As values may be wrapped within objects and arrays, doc.createNode() uses each tag's identify(value): boolean function to detect custom data types. For the same reason, collections need to define their own createNode(schema, value, ctx): Collection functions that may recursively construct their equivalent collection class instances.

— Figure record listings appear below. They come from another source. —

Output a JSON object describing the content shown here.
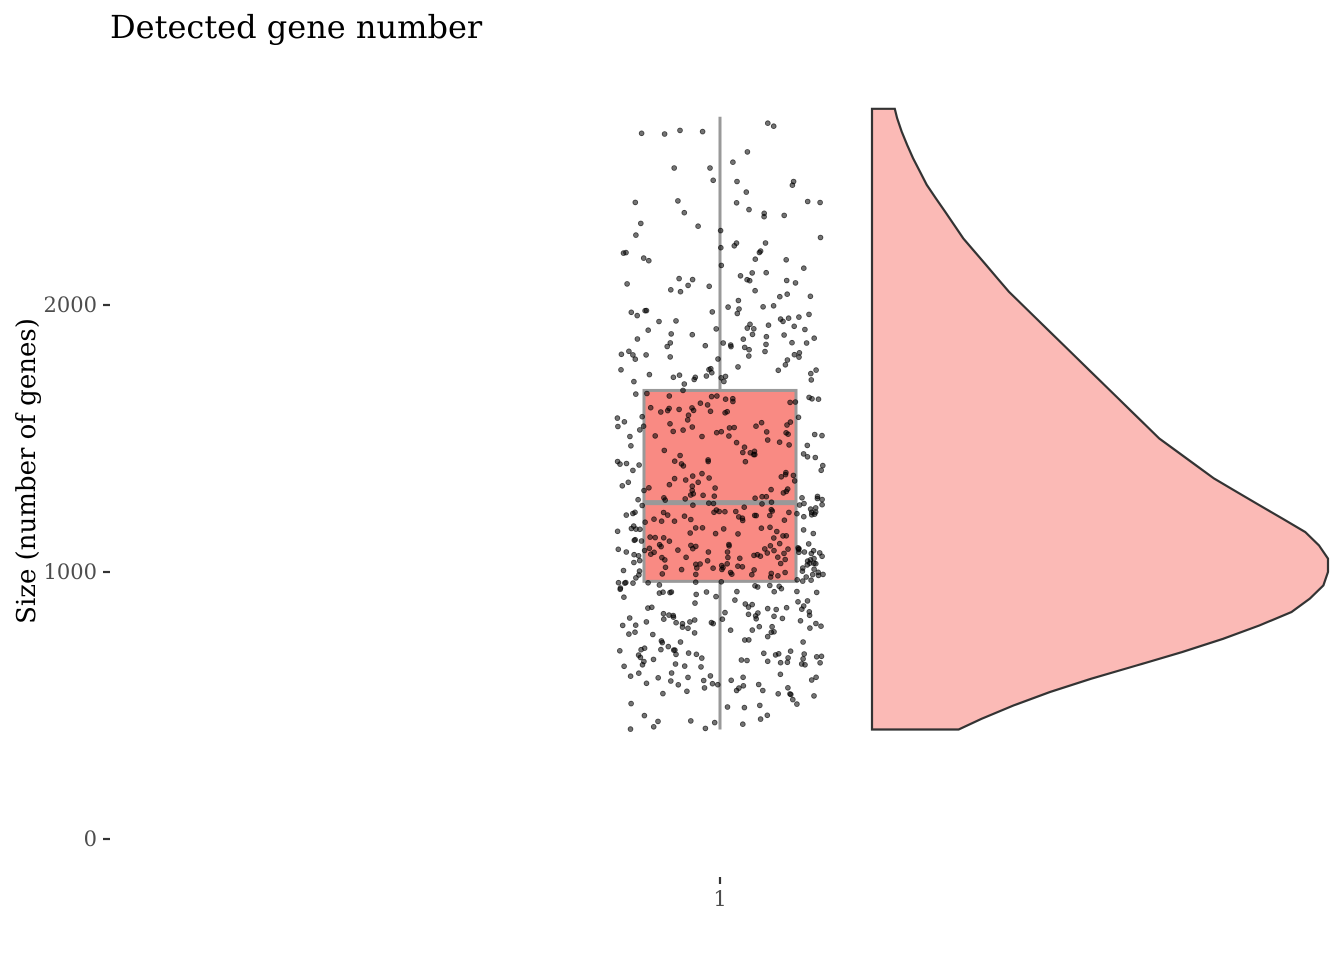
{
  "chart_data": {
    "type": "raincloud",
    "title": "Detected gene number",
    "xlabel": "",
    "ylabel": "Size (number of genes)",
    "x_ticks": [
      "1"
    ],
    "y_ticks": [
      0,
      1000,
      2000
    ],
    "ylim": [
      0,
      2850
    ],
    "grid": false,
    "legend": "none",
    "colors": {
      "box_fill": "#f8766d",
      "box_line": "#999999",
      "violin_fill": "#f8766d",
      "violin_line": "#333333",
      "points": "#000000"
    },
    "box": {
      "min": 410,
      "q1": 965,
      "median": 1260,
      "q3": 1680,
      "max": 2705
    },
    "violin": {
      "y": [
        410,
        450,
        500,
        550,
        600,
        650,
        700,
        750,
        800,
        850,
        900,
        950,
        1000,
        1050,
        1100,
        1150,
        1200,
        1250,
        1300,
        1350,
        1400,
        1450,
        1500,
        1550,
        1600,
        1650,
        1700,
        1750,
        1800,
        1850,
        1900,
        1950,
        2000,
        2050,
        2100,
        2150,
        2200,
        2250,
        2300,
        2350,
        2400,
        2450,
        2500,
        2550,
        2600,
        2650,
        2700,
        2735
      ],
      "density": [
        0.19,
        0.24,
        0.31,
        0.39,
        0.48,
        0.58,
        0.68,
        0.77,
        0.85,
        0.92,
        0.96,
        0.99,
        1.0,
        1.0,
        0.98,
        0.95,
        0.9,
        0.85,
        0.8,
        0.75,
        0.71,
        0.67,
        0.63,
        0.6,
        0.57,
        0.54,
        0.51,
        0.48,
        0.45,
        0.42,
        0.39,
        0.36,
        0.33,
        0.3,
        0.275,
        0.25,
        0.225,
        0.2,
        0.18,
        0.16,
        0.14,
        0.12,
        0.105,
        0.09,
        0.077,
        0.065,
        0.055,
        0.05
      ]
    },
    "points": {
      "count": 600,
      "min": 410,
      "max": 2705
    }
  }
}
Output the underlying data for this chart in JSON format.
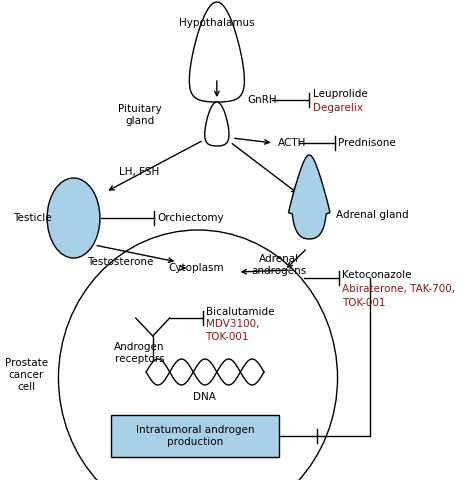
{
  "bg_color": "#ffffff",
  "text_color": "#000000",
  "red_color": "#8B1A1A",
  "blue_fill": "#a8d0e8",
  "lw": 1.0,
  "labels": {
    "hypothalamus": "Hypothalamus",
    "pituitary_gland": "Pituitary\ngland",
    "gnrh": "GnRH",
    "leuprolide": "Leuprolide",
    "degarelix": "Degarelix",
    "acth": "ACTH",
    "prednisone": "Prednisone",
    "lh_fsh": "LH, FSH",
    "testicle": "Testicle",
    "orchiectomy": "Orchiectomy",
    "adrenal_gland": "Adrenal gland",
    "testosterone": "Testosterone",
    "cytoplasm": "Cytoplasm",
    "adrenal_androgens": "Adrenal\nandrogens",
    "ketoconazole": "Ketoconazole",
    "abiraterone": "Abiraterone, TAK-700,",
    "tok001_adrenal": "TOK-001",
    "androgen_receptors": "Androgen\nreceptors",
    "bicalutamide": "Bicalutamide",
    "mdv3100": "MDV3100,",
    "tok001_ar": "TOK-001",
    "dna": "DNA",
    "intratumoral": "Intratumoral androgen\nproduction",
    "prostate_cancer_cell": "Prostate\ncancer\ncell"
  }
}
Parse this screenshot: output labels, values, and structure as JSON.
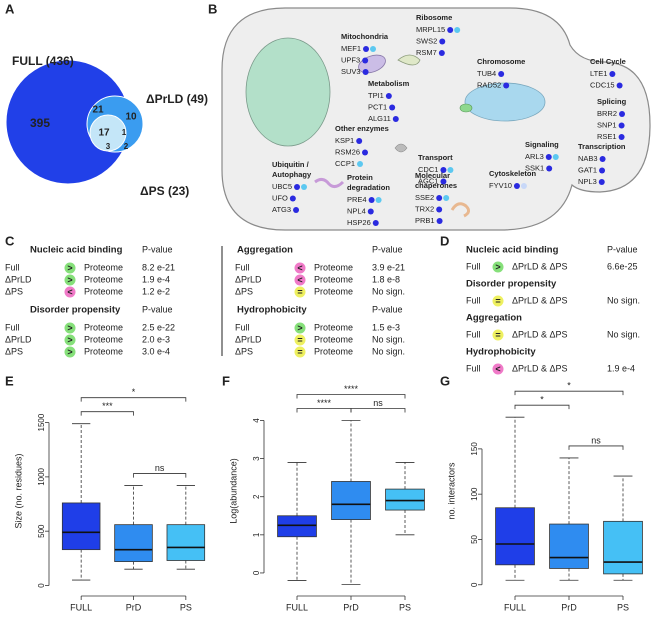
{
  "panel_labels": [
    "A",
    "B",
    "C",
    "D",
    "E",
    "F",
    "G"
  ],
  "venn": {
    "sets": [
      {
        "label": "FULL (436)",
        "color": "#2140e8"
      },
      {
        "label": "ΔPrLD (49)",
        "color": "#3a9cf0"
      },
      {
        "label": "ΔPS (23)",
        "color": "#c4e6f8"
      }
    ],
    "regions": [
      395,
      21,
      10,
      17,
      1,
      3,
      2
    ]
  },
  "cell": {
    "groups": [
      {
        "title": [
          "Mitochondria"
        ],
        "genes": [
          {
            "name": "MEF1",
            "dots": [
              "#2a2ae0",
              "#5cc8f0"
            ]
          },
          {
            "name": "UPF3",
            "dots": [
              "#2a2ae0"
            ]
          },
          {
            "name": "SUV3",
            "dots": [
              "#2a2ae0"
            ]
          }
        ]
      },
      {
        "title": [
          "Ribosome"
        ],
        "genes": [
          {
            "name": "MRPL15",
            "dots": [
              "#2a2ae0",
              "#5cc8f0"
            ]
          },
          {
            "name": "SWS2",
            "dots": [
              "#2a2ae0"
            ]
          },
          {
            "name": "RSM7",
            "dots": [
              "#2a2ae0"
            ]
          }
        ]
      },
      {
        "title": [
          "Chromosome"
        ],
        "genes": [
          {
            "name": "TUB4",
            "dots": [
              "#2a2ae0"
            ]
          },
          {
            "name": "RAD52",
            "dots": [
              "#2a2ae0"
            ]
          }
        ]
      },
      {
        "title": [
          "Cell Cycle"
        ],
        "genes": [
          {
            "name": "LTE1",
            "dots": [
              "#2a2ae0"
            ]
          },
          {
            "name": "CDC15",
            "dots": [
              "#2a2ae0"
            ]
          }
        ]
      },
      {
        "title": [
          "Metabolism"
        ],
        "genes": [
          {
            "name": "TPI1",
            "dots": [
              "#2a2ae0"
            ]
          },
          {
            "name": "PCT1",
            "dots": [
              "#2a2ae0"
            ]
          },
          {
            "name": "ALG11",
            "dots": [
              "#2a2ae0"
            ]
          }
        ]
      },
      {
        "title": [
          "Splicing"
        ],
        "genes": [
          {
            "name": "BRR2",
            "dots": [
              "#2a2ae0"
            ]
          },
          {
            "name": "SNP1",
            "dots": [
              "#2a2ae0"
            ]
          },
          {
            "name": "RSE1",
            "dots": [
              "#2a2ae0"
            ]
          }
        ]
      },
      {
        "title": [
          "Other enzymes"
        ],
        "genes": [
          {
            "name": "KSP1",
            "dots": [
              "#2a2ae0"
            ]
          },
          {
            "name": "RSM26",
            "dots": [
              "#2a2ae0"
            ]
          },
          {
            "name": "CCP1",
            "dots": [
              "#5cc8f0"
            ]
          }
        ]
      },
      {
        "title": [
          "Signaling"
        ],
        "genes": [
          {
            "name": "ARL3",
            "dots": [
              "#2a2ae0",
              "#5cc8f0"
            ]
          },
          {
            "name": "SSK1",
            "dots": [
              "#2a2ae0"
            ]
          }
        ]
      },
      {
        "title": [
          "Transcription"
        ],
        "genes": [
          {
            "name": "NAB3",
            "dots": [
              "#2a2ae0"
            ]
          },
          {
            "name": "GAT1",
            "dots": [
              "#2a2ae0"
            ]
          },
          {
            "name": "NPL3",
            "dots": [
              "#2a2ae0"
            ]
          }
        ]
      },
      {
        "title": [
          "Transport"
        ],
        "genes": [
          {
            "name": "CDC1",
            "dots": [
              "#2a2ae0",
              "#5cc8f0"
            ]
          },
          {
            "name": "AGC1",
            "dots": [
              "#2a2ae0"
            ]
          }
        ]
      },
      {
        "title": [
          "Cytoskeleton"
        ],
        "genes": [
          {
            "name": "FYV10",
            "dots": [
              "#2a2ae0",
              "#c8d8f8"
            ]
          }
        ]
      },
      {
        "title": [
          "Ubiquitin /",
          "Autophagy"
        ],
        "genes": [
          {
            "name": "UBC5",
            "dots": [
              "#2a2ae0",
              "#5cc8f0"
            ]
          },
          {
            "name": "UFO",
            "dots": [
              "#2a2ae0"
            ]
          },
          {
            "name": "ATG3",
            "dots": [
              "#2a2ae0"
            ]
          }
        ]
      },
      {
        "title": [
          "Protein",
          "degradation"
        ],
        "genes": [
          {
            "name": "PRE4",
            "dots": [
              "#2a2ae0",
              "#5cc8f0"
            ]
          },
          {
            "name": "NPL4",
            "dots": [
              "#2a2ae0"
            ]
          },
          {
            "name": "HSP26",
            "dots": [
              "#2a2ae0"
            ]
          }
        ]
      },
      {
        "title": [
          "Molecular",
          "chaperones"
        ],
        "genes": [
          {
            "name": "SSE2",
            "dots": [
              "#2a2ae0",
              "#5cc8f0"
            ]
          },
          {
            "name": "TRX2",
            "dots": [
              "#2a2ae0"
            ]
          },
          {
            "name": "PRB1",
            "dots": [
              "#2a2ae0"
            ]
          }
        ]
      }
    ]
  },
  "tests_c": {
    "columns": [
      [
        {
          "title": "Nucleic acid binding",
          "pvalue_header": "P-value",
          "rows": [
            {
              "set": "Full",
              "symbol": ">",
              "symbol_color": "#86e07a",
              "reference": "Proteome",
              "pvalue": "8.2 e-21"
            },
            {
              "set": "ΔPrLD",
              "symbol": ">",
              "symbol_color": "#86e07a",
              "reference": "Proteome",
              "pvalue": "1.9 e-4"
            },
            {
              "set": "ΔPS",
              "symbol": "<",
              "symbol_color": "#f07ac8",
              "reference": "Proteome",
              "pvalue": "1.2 e-2"
            }
          ]
        },
        {
          "title": "Disorder propensity",
          "pvalue_header": "P-value",
          "rows": [
            {
              "set": "Full",
              "symbol": ">",
              "symbol_color": "#86e07a",
              "reference": "Proteome",
              "pvalue": "2.5 e-22"
            },
            {
              "set": "ΔPrLD",
              "symbol": ">",
              "symbol_color": "#86e07a",
              "reference": "Proteome",
              "pvalue": "2.0 e-3"
            },
            {
              "set": "ΔPS",
              "symbol": ">",
              "symbol_color": "#86e07a",
              "reference": "Proteome",
              "pvalue": "3.0 e-4"
            }
          ]
        }
      ],
      [
        {
          "title": "Aggregation",
          "pvalue_header": "P-value",
          "rows": [
            {
              "set": "Full",
              "symbol": "<",
              "symbol_color": "#f07ac8",
              "reference": "Proteome",
              "pvalue": "3.9 e-21"
            },
            {
              "set": "ΔPrLD",
              "symbol": "<",
              "symbol_color": "#f07ac8",
              "reference": "Proteome",
              "pvalue": "1.8 e-8"
            },
            {
              "set": "ΔPS",
              "symbol": "=",
              "symbol_color": "#eef060",
              "reference": "Proteome",
              "pvalue": "No sign."
            }
          ]
        },
        {
          "title": "Hydrophobicity",
          "pvalue_header": "P-value",
          "rows": [
            {
              "set": "Full",
              "symbol": ">",
              "symbol_color": "#86e07a",
              "reference": "Proteome",
              "pvalue": "1.5 e-3"
            },
            {
              "set": "ΔPrLD",
              "symbol": "=",
              "symbol_color": "#eef060",
              "reference": "Proteome",
              "pvalue": "No sign."
            },
            {
              "set": "ΔPS",
              "symbol": "=",
              "symbol_color": "#eef060",
              "reference": "Proteome",
              "pvalue": "No sign."
            }
          ]
        }
      ]
    ]
  },
  "tests_d": {
    "sections": [
      {
        "title": "Nucleic acid binding",
        "pvalue_header": "P-value",
        "rows": [
          {
            "set": "Full",
            "symbol": ">",
            "symbol_color": "#86e07a",
            "reference": "ΔPrLD & ΔPS",
            "pvalue": "6.6e-25"
          }
        ]
      },
      {
        "title": "Disorder propensity",
        "rows": [
          {
            "set": "Full",
            "symbol": "=",
            "symbol_color": "#eef060",
            "reference": "ΔPrLD & ΔPS",
            "pvalue": "No sign."
          }
        ]
      },
      {
        "title": "Aggregation",
        "rows": [
          {
            "set": "Full",
            "symbol": "=",
            "symbol_color": "#eef060",
            "reference": "ΔPrLD & ΔPS",
            "pvalue": "No sign."
          }
        ]
      },
      {
        "title": "Hydrophobicity",
        "rows": [
          {
            "set": "Full",
            "symbol": "<",
            "symbol_color": "#f07ac8",
            "reference": "ΔPrLD & ΔPS",
            "pvalue": "1.9 e-4"
          }
        ]
      }
    ]
  },
  "chart_data": [
    {
      "type": "box",
      "y_label": "Size (no. residues)",
      "categories": [
        "FULL",
        "PrD",
        "PS"
      ],
      "colors": [
        "#1f3ee8",
        "#2f8cf0",
        "#45c0f5"
      ],
      "stats": [
        {
          "low": 50,
          "q1": 330,
          "median": 490,
          "q3": 760,
          "high": 1490
        },
        {
          "low": 150,
          "q1": 220,
          "median": 330,
          "q3": 560,
          "high": 920
        },
        {
          "low": 150,
          "q1": 230,
          "median": 350,
          "q3": 560,
          "high": 920
        }
      ],
      "ylim": [
        -60,
        1800
      ],
      "yticks": [
        0,
        500,
        1000,
        1500
      ],
      "significance": [
        {
          "groups": [
            "FULL",
            "PS"
          ],
          "label": "*"
        },
        {
          "groups": [
            "FULL",
            "PrD"
          ],
          "label": "***"
        },
        {
          "groups": [
            "PrD",
            "PS"
          ],
          "label": "ns"
        }
      ]
    },
    {
      "type": "box",
      "y_label": "Log(abundance)",
      "categories": [
        "FULL",
        "PrD",
        "PS"
      ],
      "colors": [
        "#1f3ee8",
        "#2f8cf0",
        "#45c0f5"
      ],
      "stats": [
        {
          "low": -0.2,
          "q1": 0.95,
          "median": 1.25,
          "q3": 1.5,
          "high": 2.9
        },
        {
          "low": -0.3,
          "q1": 1.4,
          "median": 1.8,
          "q3": 2.4,
          "high": 4.0
        },
        {
          "low": 1.0,
          "q1": 1.65,
          "median": 1.9,
          "q3": 2.2,
          "high": 2.9
        }
      ],
      "ylim": [
        -0.5,
        4.8
      ],
      "yticks": [
        0,
        1,
        2,
        3,
        4
      ],
      "significance": [
        {
          "groups": [
            "FULL",
            "PS"
          ],
          "label": "****"
        },
        {
          "groups": [
            "FULL",
            "PrD"
          ],
          "label": "****"
        },
        {
          "groups": [
            "PrD",
            "PS"
          ],
          "label": "ns"
        }
      ]
    },
    {
      "type": "box",
      "y_label": "no. interactors",
      "categories": [
        "FULL",
        "PrD",
        "PS"
      ],
      "colors": [
        "#1f3ee8",
        "#2f8cf0",
        "#45c0f5"
      ],
      "stats": [
        {
          "low": 5,
          "q1": 22,
          "median": 45,
          "q3": 85,
          "high": 185
        },
        {
          "low": 5,
          "q1": 18,
          "median": 30,
          "q3": 67,
          "high": 140
        },
        {
          "low": 5,
          "q1": 12,
          "median": 25,
          "q3": 70,
          "high": 120
        }
      ],
      "ylim": [
        -8,
        215
      ],
      "yticks": [
        0,
        50,
        100,
        150
      ],
      "significance": [
        {
          "groups": [
            "FULL",
            "PS"
          ],
          "label": "*"
        },
        {
          "groups": [
            "FULL",
            "PrD"
          ],
          "label": "*"
        },
        {
          "groups": [
            "PrD",
            "PS"
          ],
          "label": "ns"
        }
      ]
    }
  ]
}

Finally, stringify(item, ctx, ...): string defines how your data should be represented as a YAML string, in case the default stringifiers aren't enough. For collections in particular, the default stringifier should be perfectly sufficient. 'yaml/util' exports stringifyNumber(item) and stringifyString(item, ctx, ...), which may be of use for custom scalar data.

Custom Tag API

import {
  debug, // (logLevel, ...messages) => void -- Log debug messages to console
  findPair, // (items, key) => Pair? -- Given a key, find a matching Pair
  foldFlowLines, // (text, indent, mode, options) => string -- Fold long lines
  stringifyNumber, // (node) => string
  stringifyString, // (node, ctx, ...) => string
  toJS, // (value, arg, ctx) => any -- Recursively convert to plain JS
  warn // (logLevel, warning) => void -- Emit a warning
} from 'yaml/util'

To define your own tag, you'll need to define an object comprising of some of the following fields. Those in bold are required:

  • createNode(schema, value, ctx): Node is an optional factory function, used e.g. by collections when wrapping JS objects as AST nodes.
  • format: string If a tag has multiple forms that should be parsed and/or stringified differently, use format to identify them. Used by !!int and !!float.
  • identify(value): boolean is used by doc.createNode() to detect your data type, e.g. using typeof or instanceof. Required.
  • nodeClass: Node is the Node child class that implements this tag. Required for collections and tags that have overlapping JS representations.
  • resolve(value, onError): Node | any turns a parsed value into an AST node; value is either a string, a YAMLMap or a YAMLSeq. onError(msg) should be called with an error message string when encountering errors, as it'll allow you to still return some value for the node. If returning a non-Node value, the output will be wrapped as a Scalar. Required.
  • stringify(item, ctx, onComment, onChompKeep): string is an optional function stringifying the item AST node in the current context ctx. onComment and onChompKeep are callback functions for a couple of special cases. If your data includes a suitable .toString() method, you can probably leave this undefined and use the default stringifier.
  • tag: string is the identifier for your data type, with which its stringified form will be prefixed. Should either be a !-prefixed local !tag, or a fully qualified tag:domain,date:foo. Required.
  • test: RegExp and default: boolean allow for values to be stringified without an explicit tag and detected using a regular expression. For most cases, it's unlikely that you'll actually want to use these, even if you first think you do.